Second question: Did we need a set of standards to accompany these incentives? Here, too, my answer is yes. There had been earlier initiatives, mostly by private insurers, in which doctors were given “free” computers and simply put them on their shelves. That, of course, would have been scandalous when scaled up to federal size. So meaningful use, as a policy, made sense.

The third question reflects the common complaint that the federal incentives drove the purchase of “immature IT systems” – and that we should have waited until the systems were more mature. Here, too, I’m unpersuaded. A program with a longer timeline would likely not have met the shovel-ready requirement. Moreover, the vendors had been working on their EHRs for decades (Epic was founded in 1979); a couple of years’ delay wouldn’t have gotten the systems any closer to perfection. The only way that health IT was going to get better was to implement the best systems and improve them, guided by insights born of real-life experience.

So, given these facts on the ground in 2009, I believe the policy decisions were sensible. And for a while, everything went pretty well. Meaningful use Stage 1, implemented in 2010-12, consisted of achievable standards designed to ensure that EHRs were being used effectively. But it was not so prescriptive as to stand in the way of the primary goal, namely, wiring healthcare. Adoption rates soared and MU ensured that the computers were being used.
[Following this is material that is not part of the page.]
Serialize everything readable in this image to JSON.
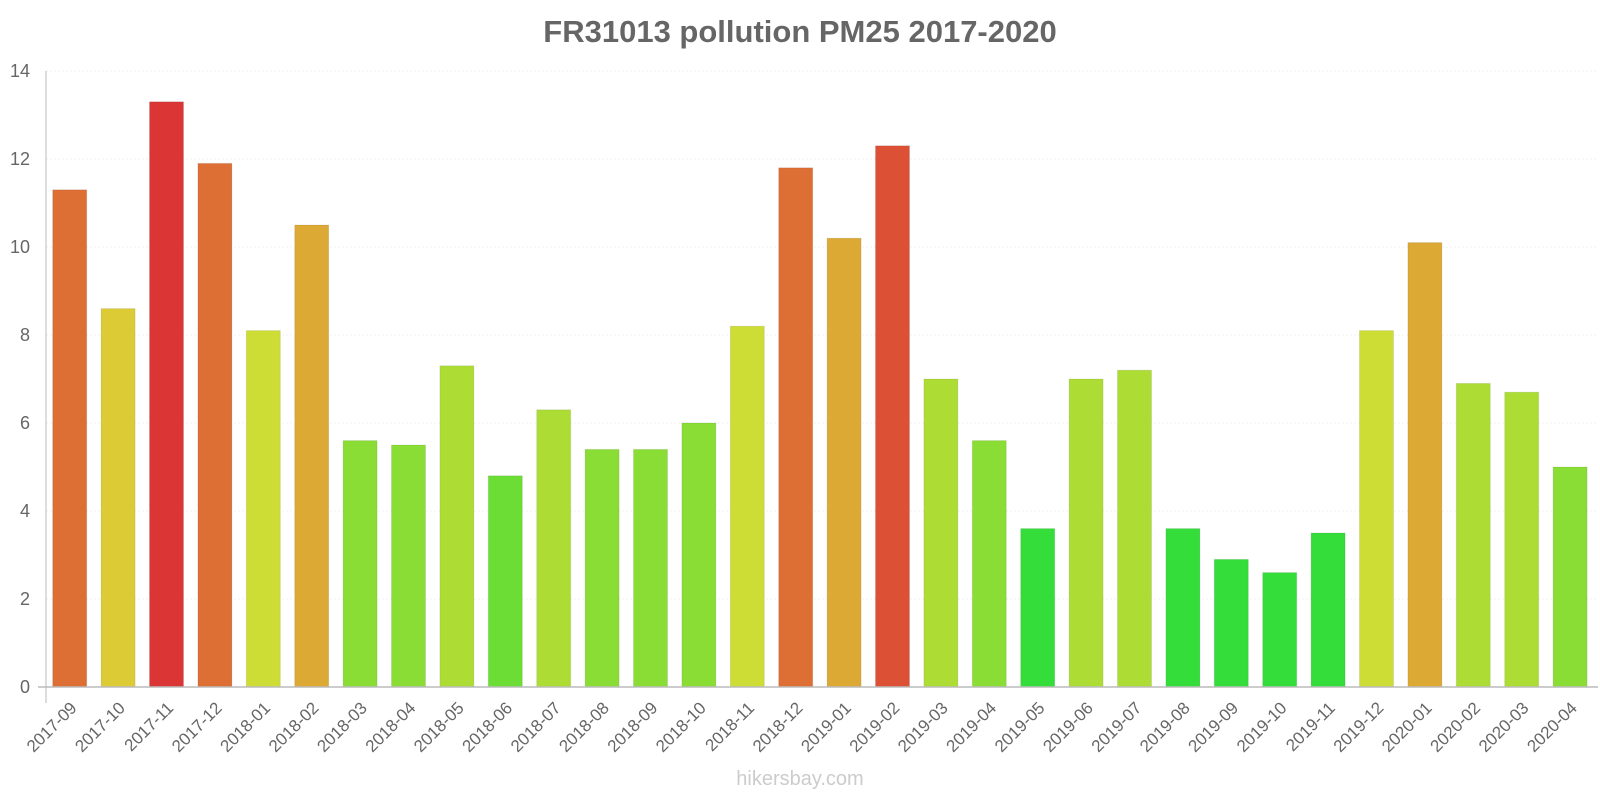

With Meaningful use Stage 2 (2012-present), things went sour. The standards became far more aggressive, veering far more deeply into the weeds of clinical practice. MU now dictated how doctors should give out handouts to their patients (they must be prompted by the computer). It held doctors and hospitals responsible for ensuring that patients viewed and transmitted their data to third parties (most patients had no idea how to do this). It forced EHRs to meet onerous disability access requirements. All of these are noble goals, but all are bells and whistles – the kinds of changes you make after you’ve nailed the basics of getting the darned machines to work safely and efficiently. I spent a morning in June watching Christine Sinsky, a primary care doctor in Dubuque, Iowa and an expert in practice redesign, struggle to survive the regulations. While the ONC’s goals were laudable, she said, meeting the MU requirements had become “like [solving] some riddle or puzzle. Life is hard enough. Why are we making it so much harder?”